I believe the issue is, that the input pointer when executing the transforms needs to point to the local data.
So changing
transform.backward(signal.data(), SPFFT_PU_HOST);
to
transform.backward(signal.data() + 2 * (xyIndicesGlobal.size() / commSize) * dimZ, SPFFT_PU_HOST);
should give you the correct result in this example.
Hello,
Thank you for reply.
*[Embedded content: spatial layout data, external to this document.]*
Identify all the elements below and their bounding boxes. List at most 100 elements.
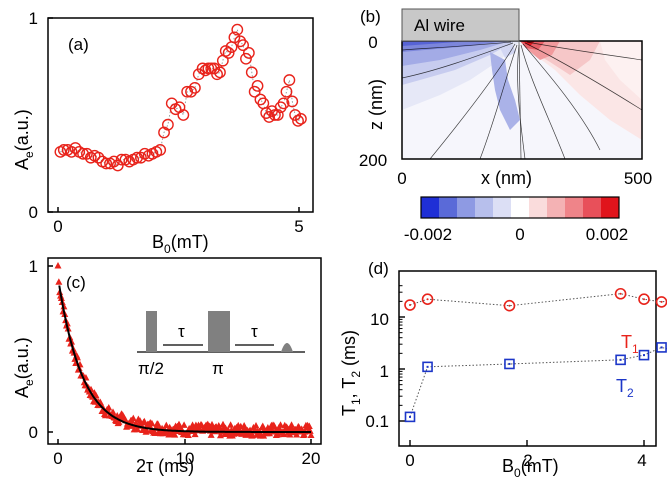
b-colorbar-segment — [475, 197, 494, 218]
a-data-point — [237, 39, 249, 52]
b-ytick-0: 0 — [368, 33, 377, 52]
a-data-point — [196, 62, 209, 75]
c-data-point — [277, 421, 285, 428]
c-pulse-sequence: τ τ π/2 π — [137, 311, 305, 378]
a-data-point — [283, 74, 296, 86]
a-data-point — [277, 97, 290, 110]
c-data-point — [115, 418, 123, 425]
c-xlabel: 2τ (ms) — [136, 456, 194, 476]
c-data-point — [252, 421, 260, 429]
a-data-point — [231, 23, 244, 36]
d-t2-point — [638, 349, 650, 361]
b-colorbar-segment — [439, 197, 458, 218]
d-t1-point-dot — [426, 298, 429, 301]
d-t1-point — [503, 299, 516, 312]
a-ytick-1: 1 — [29, 9, 38, 28]
panel-b-tag: (b) — [360, 7, 381, 26]
c-pulse-pi-half — [146, 311, 157, 352]
d-t2-point-dot — [660, 346, 663, 349]
b-ytick-200: 200 — [359, 151, 387, 170]
c-data-point — [271, 423, 279, 430]
d-t1-point-dot — [660, 300, 663, 303]
a-data-point — [161, 118, 174, 131]
a-data-point — [188, 81, 201, 94]
c-tau-1: τ — [178, 322, 185, 341]
b-colorbar-segment — [493, 197, 512, 218]
panel-c: (c) 0 1 0 10 20 2τ (ms) Ae(a.u.) τ τ π/2… — [12, 257, 322, 476]
c-data-point — [55, 278, 63, 285]
d-legend-t2: T2 — [616, 376, 634, 400]
d-t2-point-dot — [508, 362, 511, 365]
d-t2-point — [504, 358, 515, 370]
a-data-point — [289, 109, 302, 121]
b-colorbar-segment — [583, 197, 602, 218]
a-xtick-0: 0 — [53, 217, 62, 236]
c-data-point — [134, 425, 142, 433]
c-data-point — [207, 431, 215, 438]
d-xtick-2: 2 — [523, 451, 532, 470]
panel-c-tag: (c) — [66, 273, 86, 292]
b-colorbar-frame — [420, 196, 620, 219]
c-data-point — [60, 302, 68, 310]
a-data-point — [192, 68, 205, 81]
a-data-point — [251, 80, 264, 92]
c-data-point — [266, 429, 274, 437]
a-data-point — [100, 157, 113, 170]
a-data-point — [57, 144, 70, 156]
c-points — [54, 262, 315, 439]
c-ytick-0: 0 — [29, 423, 38, 442]
d-xtick-0: 0 — [405, 451, 414, 470]
a-data-point — [111, 159, 124, 172]
a-data-point — [135, 151, 147, 164]
a-ylabel: Ae(a.u.) — [12, 109, 36, 170]
a-connector-line — [60, 27, 302, 167]
a-data-point — [154, 144, 167, 156]
c-data-point — [219, 420, 227, 428]
c-pulse-pi — [208, 311, 230, 352]
a-data-point — [202, 62, 215, 75]
d-t1-point — [421, 293, 434, 305]
b-xlabel: x (nm) — [481, 168, 532, 188]
b-al-wire-box — [401, 8, 520, 42]
d-t2-point-dot — [619, 358, 622, 361]
c-xtick-20: 20 — [302, 449, 321, 468]
b-ylabel: z (nm) — [366, 79, 386, 130]
a-data-point — [115, 153, 128, 166]
panel-c-frame — [47, 257, 322, 445]
c-pi-label: π — [212, 359, 224, 378]
a-data-point — [268, 109, 281, 121]
d-t2-point — [422, 361, 433, 373]
b-al-wire-label: Al wire — [414, 16, 465, 35]
panel-a: (a) 0 1 0 5 B0(mT) Ae(a.u.) — [12, 9, 314, 256]
c-xtick-0: 0 — [53, 449, 62, 468]
c-data-point — [288, 421, 296, 428]
d-ylabel: T1, T2 (ms) — [339, 330, 363, 416]
d-t1-point — [404, 299, 416, 311]
b-cb-tick-min: -0.002 — [404, 225, 452, 244]
a-data-point — [185, 85, 197, 98]
d-legend-t1: T1 — [621, 332, 639, 356]
b-colorbar-segment — [601, 197, 620, 218]
a-data-point — [292, 114, 304, 127]
b-colorbar-segment — [565, 197, 584, 218]
c-data-point — [162, 421, 170, 429]
a-data-point — [263, 111, 276, 123]
d-t2-connector — [409, 346, 667, 418]
b-cb-tick-max: 0.002 — [586, 225, 629, 244]
d-t2-point — [404, 411, 416, 423]
c-ytick-1: 1 — [29, 257, 38, 276]
d-t1-point-dot — [508, 304, 511, 307]
c-data-point — [140, 417, 148, 425]
b-colorbar-segment — [511, 197, 530, 218]
c-fit-curve — [58, 285, 311, 433]
c-data-point — [148, 419, 156, 427]
a-ytick-0: 0 — [29, 203, 38, 222]
d-ytick-0.1: 0.1 — [365, 412, 389, 431]
d-ticks — [399, 285, 645, 446]
a-data-point — [177, 109, 190, 121]
d-points — [404, 287, 667, 423]
b-colorbar-segment — [529, 197, 548, 218]
c-data-point — [307, 431, 315, 438]
a-data-point — [222, 47, 235, 59]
You are right. The problem is in backward function input data. I focused too much on MPI, indexing atc. so I missed input data distribution.
I am just not sure about your computation of pointer shift . In this example for 2 * (xyIndicesGlobal.size() / commSize) * dimZ gives 8 for each rank. I think that correct computation in data shift for rank is for this case offset * xyIndicesGlobal.size() * 2.
Thank you very much for your help. I really appreciate it.
I'm glad I could help.
You are right, my suggested change is not entirely correct, since the MPI rank is missing and I assumed a different distribution of excess elements. I think the correct shift for your example might actually be offset * dimZ * 2, because the Z dimension is not split for the input signal. Only the output is split in Z, so essentially the output is transposed.
I'll close this issue for now, but feel free to reopen or create a new issue if you have further questions.